The bad news, if I'm right, is that the metal is rusting from the inside out and the entire panel/section is rusting. The three small crusty looking spots up and to the right in the picture look to be rusting spot welds under the paint. Scrape a knife across the crusty spots a bit and odds are your going to break through the paint to rust.

The 'putty' might be smoothing putty applied before painting at the factory. Or it might be a quick and dirty repair to cover up the rust. I'd think that if you bought the truck new it is the former, if not, the later. Doesn't make much difference.

I suspect that no matter the history if you want a 'cure' the panel will have to be replaced. Big$. Given your location and the likelihood that the roads get salted I'd give you odds that there are similar rusted spot all over the truck. It wouldn't make sense to spent a lot of time and money patching one panel only to find out you have similar, or worse, rust in a half-dozen other spots. I'd go over the truck with a fine-tooth comb looking for signs of rust before committing to an extensive repair.
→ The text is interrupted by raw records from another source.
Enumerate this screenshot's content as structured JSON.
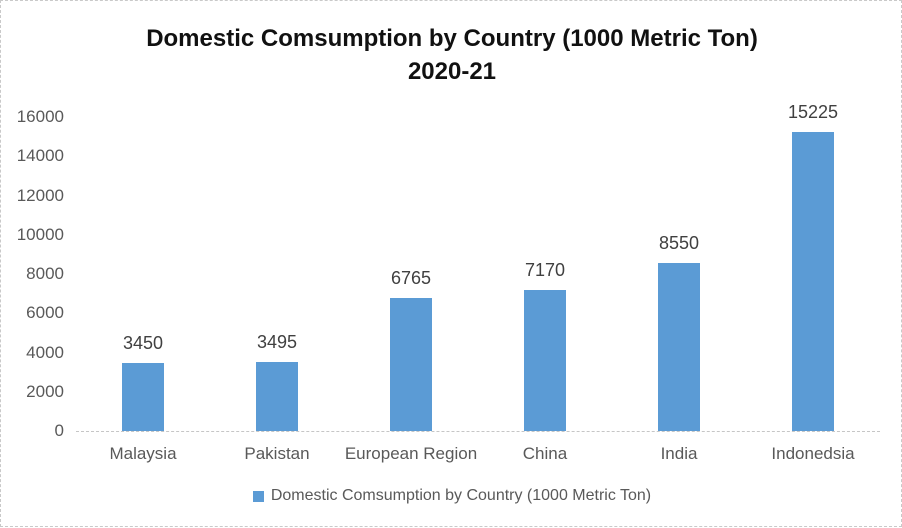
{
  "chart_data": {
    "type": "bar",
    "title_line1": "Domestic Comsumption by Country (1000 Metric Ton)",
    "title_line2": "2020-21",
    "categories": [
      "Malaysia",
      "Pakistan",
      "European Region",
      "China",
      "India",
      "Indonedsia"
    ],
    "values": [
      3450,
      3495,
      6765,
      7170,
      8550,
      15225
    ],
    "ylim": [
      0,
      16000
    ],
    "yticks": [
      0,
      2000,
      4000,
      6000,
      8000,
      10000,
      12000,
      14000,
      16000
    ],
    "grid": false,
    "data_labels": true,
    "legend": {
      "label": "Domestic Comsumption by Country (1000 Metric Ton)",
      "position": "bottom"
    },
    "colors": {
      "bar": "#5B9BD5",
      "title_text": "#111111",
      "axis_text": "#595959",
      "data_label_text": "#404040",
      "axis_line": "#c6c6c6",
      "frame_border": "#c9c9c9",
      "background": "#ffffff"
    }
  }
}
The bad news is that once you start digging odds are you are going to find more rust than makes sense to repair. You still might dose it with Os-Pho, a phosphate based rust converter, or similar and slow it down a bit, get a few more years out of her but it is usually a rear guard on a lost battle.

http://www.ospho.com/

We used to hose the interior of rusting panels with one of the many home brews. Typical ingredients included wax from toilet rings, diesel fuel, roofing tar, and kerosene. Anything that anyone had on hand and though might slow down the rust. Modern rust converters are better but you have to use them first if you go that route.
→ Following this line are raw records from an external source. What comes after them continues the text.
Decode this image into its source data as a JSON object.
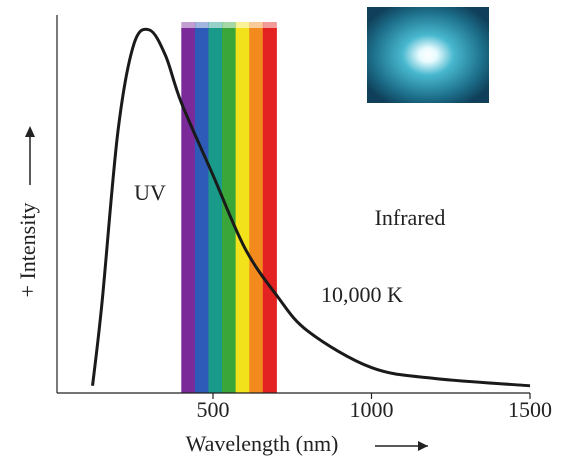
{
  "chart_data": {
    "type": "line",
    "x_label": "Wavelength (nm)",
    "y_label": "+ Intensity",
    "annotations": {
      "uv": "UV",
      "infrared": "Infrared",
      "curve": "10,000 K"
    },
    "x": [
      120,
      150,
      200,
      250,
      300,
      350,
      400,
      500,
      600,
      700,
      800,
      1000,
      1200,
      1500
    ],
    "series": [
      {
        "name": "10,000 K",
        "color": "#1a1a1a",
        "values": [
          0.02,
          0.25,
          0.72,
          0.96,
          1.0,
          0.93,
          0.8,
          0.6,
          0.4,
          0.27,
          0.17,
          0.07,
          0.04,
          0.02
        ]
      }
    ],
    "xlim": [
      0,
      1500
    ],
    "xticks": [
      500,
      1000,
      1500
    ],
    "ylim": [
      0,
      1
    ],
    "visible_band": [
      400,
      700
    ],
    "band_colors": [
      "#7b2a9a",
      "#2f5bb8",
      "#1a9a8a",
      "#3aa63a",
      "#f2e21c",
      "#f28a1e",
      "#e32222"
    ]
  }
}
Vehicles don't last long if they get salted and it gets up into the body panels. Rusting from the inside out is insidious, by the time the rust shows the damage is done.

I've seen similar things with vehicles driven on the beach down here. The salt-water does a number on them. Even worse down here because, like most chemical processes, rust works faster at higher temperatures. They look fine then a year after the first rust spot show up the vehicle is blown through with rust.

The good news is that its a truck and rust, primer and rough body work, look better on a truck than a car. Being a truck it likely also has a structural frame which the body just rides on. So you can pretty much run it until it fails to cast a shadow.